Diagrams of the TBPH and Lark protein structures with known sequence domains shown at the top: RRM, RNA Recognition Motif; ZnF, Zinc Finger. The smallest fragments tested that bind RNA in vitro are underlined in red. The bar graphs below the protein diagrams show examples of RNA-binding competition experiments with TBPH (left) and Lark (right). Whether or not the RNA is from a cohesin-binding gene or contains UG repeats is indicated (Y = yes, N = no). The sequences of all short RNAs tested from cohesin-binding and non-binding genes are in S1 Table, along with a summary of their abilities to bind TBPH and Lark derived from multiple experiments. As detailed in the text, soluble His6-SUMO fusion proteins were immobilized on NTA-Zn2+ agarose beads and incubated with equimolar mixtures of the indicated short RNAs.
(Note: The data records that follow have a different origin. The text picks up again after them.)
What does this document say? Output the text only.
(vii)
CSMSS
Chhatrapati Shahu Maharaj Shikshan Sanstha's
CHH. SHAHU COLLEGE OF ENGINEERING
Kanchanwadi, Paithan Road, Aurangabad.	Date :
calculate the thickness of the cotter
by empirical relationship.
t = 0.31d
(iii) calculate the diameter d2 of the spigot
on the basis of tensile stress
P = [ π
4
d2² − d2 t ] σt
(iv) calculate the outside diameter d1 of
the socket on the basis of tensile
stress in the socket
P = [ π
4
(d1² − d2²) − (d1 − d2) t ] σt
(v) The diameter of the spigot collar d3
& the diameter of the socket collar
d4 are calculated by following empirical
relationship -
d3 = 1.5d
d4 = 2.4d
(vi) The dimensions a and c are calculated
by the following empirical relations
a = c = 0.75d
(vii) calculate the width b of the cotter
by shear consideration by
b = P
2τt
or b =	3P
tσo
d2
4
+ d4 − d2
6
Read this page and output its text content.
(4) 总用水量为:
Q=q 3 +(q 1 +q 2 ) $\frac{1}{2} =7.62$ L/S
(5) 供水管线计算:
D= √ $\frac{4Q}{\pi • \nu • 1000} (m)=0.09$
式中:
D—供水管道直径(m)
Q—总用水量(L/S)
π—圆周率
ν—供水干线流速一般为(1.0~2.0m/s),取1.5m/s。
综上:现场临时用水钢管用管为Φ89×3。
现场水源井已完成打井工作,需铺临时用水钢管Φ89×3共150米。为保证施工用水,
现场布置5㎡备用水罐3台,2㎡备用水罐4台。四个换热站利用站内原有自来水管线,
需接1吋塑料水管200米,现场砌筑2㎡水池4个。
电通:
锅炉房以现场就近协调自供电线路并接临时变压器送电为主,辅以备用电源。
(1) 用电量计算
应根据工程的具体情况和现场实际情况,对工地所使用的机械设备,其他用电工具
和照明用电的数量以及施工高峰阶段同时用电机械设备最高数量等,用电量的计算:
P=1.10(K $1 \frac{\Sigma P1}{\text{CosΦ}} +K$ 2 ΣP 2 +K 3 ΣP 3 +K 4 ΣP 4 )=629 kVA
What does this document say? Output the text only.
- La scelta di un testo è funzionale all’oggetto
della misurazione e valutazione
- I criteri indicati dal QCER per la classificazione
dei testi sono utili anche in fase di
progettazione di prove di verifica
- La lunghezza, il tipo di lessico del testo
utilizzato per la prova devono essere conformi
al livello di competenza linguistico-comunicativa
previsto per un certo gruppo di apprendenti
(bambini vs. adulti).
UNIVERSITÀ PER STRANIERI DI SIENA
RNAs that were retained after washing were quantified by real-time PCR and binding was defined by enrichment relative to the amount of the CG6310-3 control RNA, which does not bind to either protein. All RNA fragments were tested in two independent binding experiments with freshly made fusion proteins, and each RNA was measured twice in each experiment. Error bars are the standard deviations of all measurements in all experiments. Enrichment of 10-fold or greater is defined as specific binding when recorded in S1 Table. The bottom bar graphs show example RNA-binding experiments with the indicated fragments of TBPH and Lark to map the domains that bind RNA. SDS-PAGE characterization of the immobilized protein fragments and the residues contained within each fragment are shown in S10 Fig. For truncated proteins, RNA enrichment greater than or equal to half the enrichment obtained with the full-length protein in the same experiment was defined as binding. With TBPH, the RRM1-containing region is necessary and sufficient for RNA-binding. For Lark, the zinc finger (ZnF) is required in addition to the RRM-containing domain. It is unknown if one or both of the Lark RRM domains is required to bind RNA.